MissouRUH or MissouREE?

Missouruh, if you please
There's an interesting piece in the New York Times today discussing how the state name of Missouri should be pronounced. Find it here.

The Times accuses, at least in a left-handed fashion, the local politicians of pandering to specific audiences, which considering my experience is unfair, in spite of there being a region fixation on how to pronounce the state name.

I've been recalling some conversations I have had via telephone with people out of state, and it seems I often say Missou-ruh. Yes, I know. It looks like Missou-ree. It simply seems more natural to say ruh.

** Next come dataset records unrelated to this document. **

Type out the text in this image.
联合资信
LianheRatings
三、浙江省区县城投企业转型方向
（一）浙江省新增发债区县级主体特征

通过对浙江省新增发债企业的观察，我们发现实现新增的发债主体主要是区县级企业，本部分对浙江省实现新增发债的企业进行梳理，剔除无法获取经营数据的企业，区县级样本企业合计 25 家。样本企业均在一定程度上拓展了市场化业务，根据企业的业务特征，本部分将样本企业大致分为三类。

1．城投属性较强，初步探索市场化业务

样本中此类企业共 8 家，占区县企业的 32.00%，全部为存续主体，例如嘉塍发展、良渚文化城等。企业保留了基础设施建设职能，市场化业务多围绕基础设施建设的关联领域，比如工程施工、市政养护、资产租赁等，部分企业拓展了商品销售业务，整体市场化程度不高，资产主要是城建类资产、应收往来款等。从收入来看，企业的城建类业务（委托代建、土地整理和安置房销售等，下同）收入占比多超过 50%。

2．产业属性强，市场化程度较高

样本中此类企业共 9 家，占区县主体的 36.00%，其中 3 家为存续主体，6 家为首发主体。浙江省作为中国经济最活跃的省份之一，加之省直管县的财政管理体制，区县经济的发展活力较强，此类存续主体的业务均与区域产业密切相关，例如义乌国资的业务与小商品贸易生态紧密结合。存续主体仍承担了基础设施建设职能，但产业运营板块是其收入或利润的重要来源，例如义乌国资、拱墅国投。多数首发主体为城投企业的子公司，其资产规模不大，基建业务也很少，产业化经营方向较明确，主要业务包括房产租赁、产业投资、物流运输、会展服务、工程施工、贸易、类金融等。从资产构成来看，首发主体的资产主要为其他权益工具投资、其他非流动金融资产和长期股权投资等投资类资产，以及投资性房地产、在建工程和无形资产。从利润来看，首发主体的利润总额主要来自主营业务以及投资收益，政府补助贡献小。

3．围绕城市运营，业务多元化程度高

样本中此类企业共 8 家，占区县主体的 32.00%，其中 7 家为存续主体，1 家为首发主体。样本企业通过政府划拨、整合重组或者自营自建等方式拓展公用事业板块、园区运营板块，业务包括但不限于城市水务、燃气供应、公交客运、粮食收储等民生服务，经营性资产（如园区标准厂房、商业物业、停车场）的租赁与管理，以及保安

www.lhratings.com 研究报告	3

Of course, I live in the southern part of the state, and I was raised by people who were raised by natives of Tennessee. And so I'm southern. I also realize that speaking with even a slight southern accent means a listener will subtract 15-points from your assumed IQ. I still do it, but I can turn it off, and I choose to do so when the situation suits. 

All life is theater anyway. It's not good judgment to wear a Rolex or a piece of expensive jewelry when interviewing with a person who may be charging you a fee. It helps to wear blue jeans and a old t-shirt as well.

Back to Missouruh.

The funny thing about Missouruh, though, is that this southern part of the state, at least the southwestern part, was generally isolationist or Unionist during the Civil War. The hotbed of Confederate sympathy was along the Missouruh River where more slaveholders held land. The New York Times article marks Interstate 70 (which generally follows the river across the state) as the demarcation line for the ree and ruh factions, ree being more common to the north. In other words, southern sympathizers generally spoke with a northern inflection when naming the state.

It can grow even more confusing. I was raised on military bases around the world, and so it was a surprise to have been with my family at Fairchild Air Force Base near Spokane (spo-KAN), Washington, and then move to Missouruh where there was a town in the next county named Spokane (spo-CANE). And even though my folks weren't that enthusiastic about gambling, we had stopped several times in Las Vegas, Nevada (na-VAD-da) in our travels. Now I live about sixty miles east of a town here in Missouruh named Nevada (ne-VADE-a). 

You'll be happy to know, though, there is a California, Missouruh, and no one here has managed to warp its pronunciation into something unique to the state.